When a recombinant vector comprising a disulfide bond isomerase signal peptide is used, it is possible to produce a protein whose amino acid sequence does not start with methionine through an E. coli expression system, and accordingly, there is an advantage in that the recombinant vector does not need additional processes such as a protease treatment for commercial availability. In particular, although thymosin beta 4 has been highly available as a therapeutic agent for various diseases for a while, thymosin beta 4 has a problem in that when thymosin beta 4 is expressed in a host (host strain), thymosin beta 4 is degraded by intracellular proteases and cannot be produced. The present invention enables the thymosin beta 4 to be produced through an E. coli expression system, and thus to be usefully utilized in the development of a therapeutic agent for alopecia as well as ischemic heart disease, corneal injury, ophthalmic diseases, and epidermolysis bullosa, and further, the E. coli expression system of the present invention can be applied to production of various therapeutic proteins such as a parathyroid hormone, a human growth hormone, and a granulocyte-colony stimulating factor (GCSF) used for the treatment of osteoporosis, and thus is expected to be widely used as a useful technique.

Claims

1. A recombinant vector comprising a base sequence encoding a disulfide bond isomerase signal peptide.

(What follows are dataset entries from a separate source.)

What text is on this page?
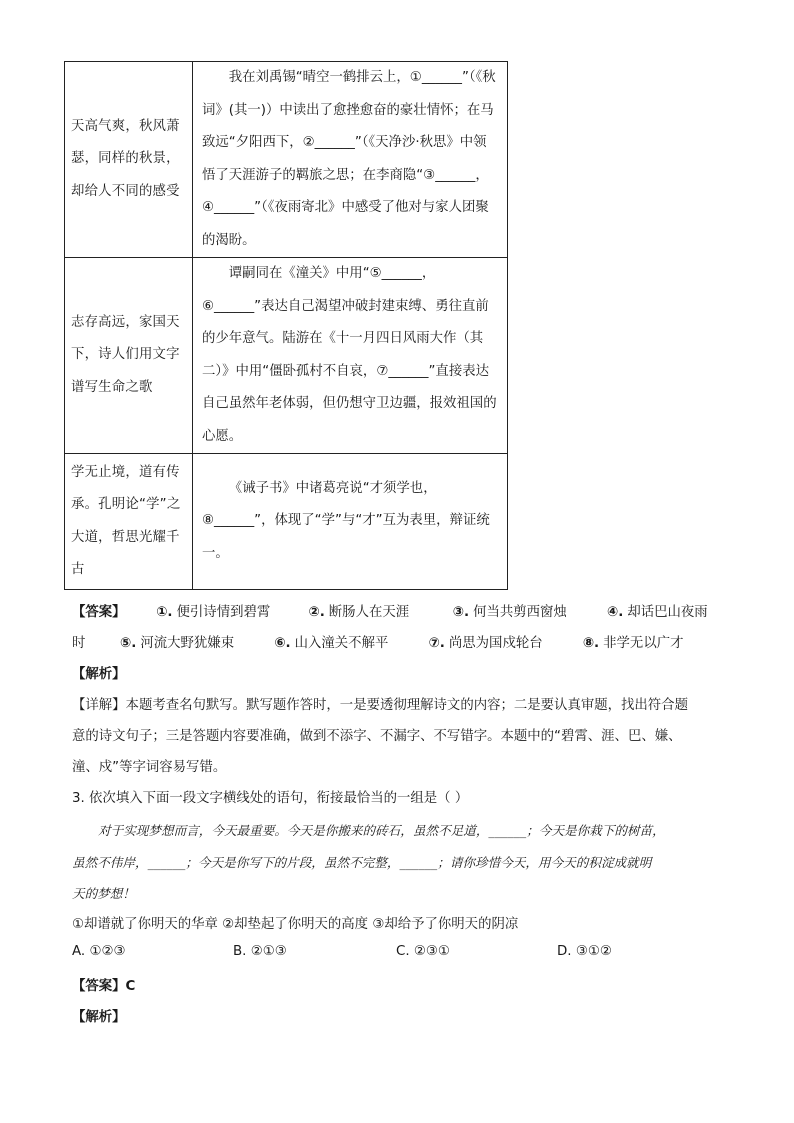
天高气爽，秋风萧瑟，同样的秋景，却给人不同的感受	我在刘禹锡“晴空一鹤排云上，①______”（《秋词》(其一)）中读出了愈挫愈奋的豪壮情怀；在马致远“夕阳西下，②______”（《天净沙·秋思》中领悟了天涯游子的羁旅之思；在李商隐“③______，④______”（《夜雨寄北》中感受了他对与家人团聚的渴盼。

志存高远，家国天下，诗人们用文字谱写生命之歌	谭嗣同在《潼关》中用“⑤______，⑥______”表达自己渴望冲破封建束缚、勇往直前的少年意气。陆游在《十一月四日风雨大作（其二）》中用“僵卧孤村不自哀，⑦______”直接表达自己虽然年老体弱，但仍想守卫边疆，报效祖国的心愿。

学无止境，道有传承。孔明论“学”之大道，哲思光耀千古	《诫子书》中诸葛亮说“才须学也，⑧______”，体现了“学”与“才”互为表里，辩证统一。

【答案】 ①. 便引诗情到碧霄	②. 断肠人在天涯	③. 何当共剪西窗烛	④. 却话巴山夜雨
时	⑤. 河流大野犹嫌束	⑥. 山入潼关不解平	⑦. 尚思为国戍轮台	⑧. 非学无以广才
【解析】
【详解】本题考查名句默写。默写题作答时，一是要透彻理解诗文的内容；二是要认真审题，找出符合题
意的诗文句子；三是答题内容要准确，做到不添字、不漏字、不写错字。本题中的“碧霄、涯、巴、嫌、
潼、戍”等字词容易写错。
3. 依次填入下面一段文字横线处的语句，衔接最恰当的一组是（ ）
对于实现梦想而言，今天最重要。今天是你搬来的砖石，虽然不足道，______；今天是你栽下的树苗，
虽然不伟岸，______；今天是你写下的片段，虽然不完整，______；请你珍惜今天，用今天的积淀成就明
天的梦想！
①却谱就了你明天的华章 ②却垫起了你明天的高度 ③却给予了你明天的阴凉
A. ①②③	B. ②①③	C. ②③①	D. ③①②
【答案】C
【解析】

2. The recombinant vector of claim 1, wherein the disulfide bond isomerase signal peptide comprises any one amino acid sequence selected from the group consisting of SEQ ID NOS: 10, 12, 14, and 16.

3. The recombinant vector of claim 1, further comprising a base sequence encoding thymosin beta 4.

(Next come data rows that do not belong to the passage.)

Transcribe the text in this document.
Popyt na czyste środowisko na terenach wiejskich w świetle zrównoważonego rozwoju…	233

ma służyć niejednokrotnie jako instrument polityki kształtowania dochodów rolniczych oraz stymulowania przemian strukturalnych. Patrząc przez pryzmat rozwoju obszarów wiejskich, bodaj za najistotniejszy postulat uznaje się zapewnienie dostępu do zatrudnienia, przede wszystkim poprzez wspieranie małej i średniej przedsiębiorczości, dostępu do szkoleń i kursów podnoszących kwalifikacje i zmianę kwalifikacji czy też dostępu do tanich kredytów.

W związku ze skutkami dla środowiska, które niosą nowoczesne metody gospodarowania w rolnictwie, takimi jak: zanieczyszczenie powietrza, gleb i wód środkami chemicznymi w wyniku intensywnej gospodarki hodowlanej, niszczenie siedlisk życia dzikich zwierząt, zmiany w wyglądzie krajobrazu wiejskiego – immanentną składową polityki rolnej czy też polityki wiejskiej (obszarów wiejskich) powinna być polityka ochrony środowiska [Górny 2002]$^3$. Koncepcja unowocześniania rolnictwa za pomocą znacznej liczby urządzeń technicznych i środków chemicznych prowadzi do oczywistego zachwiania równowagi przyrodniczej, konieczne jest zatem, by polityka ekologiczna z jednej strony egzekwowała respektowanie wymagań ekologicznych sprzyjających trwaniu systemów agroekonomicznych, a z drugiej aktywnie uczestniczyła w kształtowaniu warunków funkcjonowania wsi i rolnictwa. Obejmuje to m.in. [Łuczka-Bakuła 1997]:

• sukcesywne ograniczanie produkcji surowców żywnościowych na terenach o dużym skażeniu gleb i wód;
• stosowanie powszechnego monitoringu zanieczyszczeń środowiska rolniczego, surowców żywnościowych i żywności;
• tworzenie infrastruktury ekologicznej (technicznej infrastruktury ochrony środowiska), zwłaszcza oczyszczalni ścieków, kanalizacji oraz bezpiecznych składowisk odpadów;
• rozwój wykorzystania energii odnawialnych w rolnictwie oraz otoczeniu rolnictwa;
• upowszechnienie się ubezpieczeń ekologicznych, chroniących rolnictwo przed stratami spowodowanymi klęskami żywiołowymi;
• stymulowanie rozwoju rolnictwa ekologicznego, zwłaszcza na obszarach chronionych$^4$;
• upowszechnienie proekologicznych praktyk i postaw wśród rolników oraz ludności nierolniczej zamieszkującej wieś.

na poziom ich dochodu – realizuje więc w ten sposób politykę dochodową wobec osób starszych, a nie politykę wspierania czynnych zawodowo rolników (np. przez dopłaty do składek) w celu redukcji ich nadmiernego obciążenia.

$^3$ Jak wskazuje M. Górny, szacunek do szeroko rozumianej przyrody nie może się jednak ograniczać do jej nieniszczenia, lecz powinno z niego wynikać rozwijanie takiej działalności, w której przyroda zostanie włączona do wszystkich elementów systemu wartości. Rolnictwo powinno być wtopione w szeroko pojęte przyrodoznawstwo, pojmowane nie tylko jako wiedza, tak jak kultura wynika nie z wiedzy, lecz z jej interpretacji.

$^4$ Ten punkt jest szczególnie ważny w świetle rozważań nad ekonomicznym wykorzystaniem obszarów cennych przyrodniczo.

4. The recombinant vector of claim 3, wherein the thymosin beta 4 is encoded by a base sequence of SEQ ID NO: 2.

5. The recombinant vector of claim 1, further comprising one or more selected from the group consisting of EcoRI represented by SEQ ID NO: 3, a Tac promoter represented by SEQ ID NO: 4, a Lac operator represented by SEQ ID NO: 5, and XhoI represented by SEQ ID NO: 6.

6. A recombinant vector comprising a base sequence encoding a disulfide bond isomerase signal peptide and a base sequence encoding thymosin beta 4.

7. The recombinant vector of claim 6, wherein the disulfide bond isomerase signal peptide comprises any one amino acid sequence selected from the group consisting of SEQ ID NOS: 10, 12, 14, and 16.

8. The recombinant vector of claim 6, wherein the thymosin beta 4 is encoded by a base sequence of SEQ ID NO: 2.

9. The recombinant vector of claim 6, further comprising one or more selected from the group consisting of EcoRI represented by SEQ ID NO: 3, a Tac promoter represented by SEQ ID NO: 4, a Lac operator represented by SEQ ID NO: 5, and XhoI represented by SEQ ID NO: 6.

10. A transformant transformed with the recombinant vector of claim 1.

11. The transformant of claim 10, wherein the transformant is E. coli.

12. A method for producing a thymosin beta 4 protein, the method comprising: a) constructing the recombinant vector of claim 1:

b) transforming E. coli with the recombinant vector; and

c) culturing the E. coli in a medium,

wherein the thymosin beta 4 protein has an amino sequence which does not start with methionine.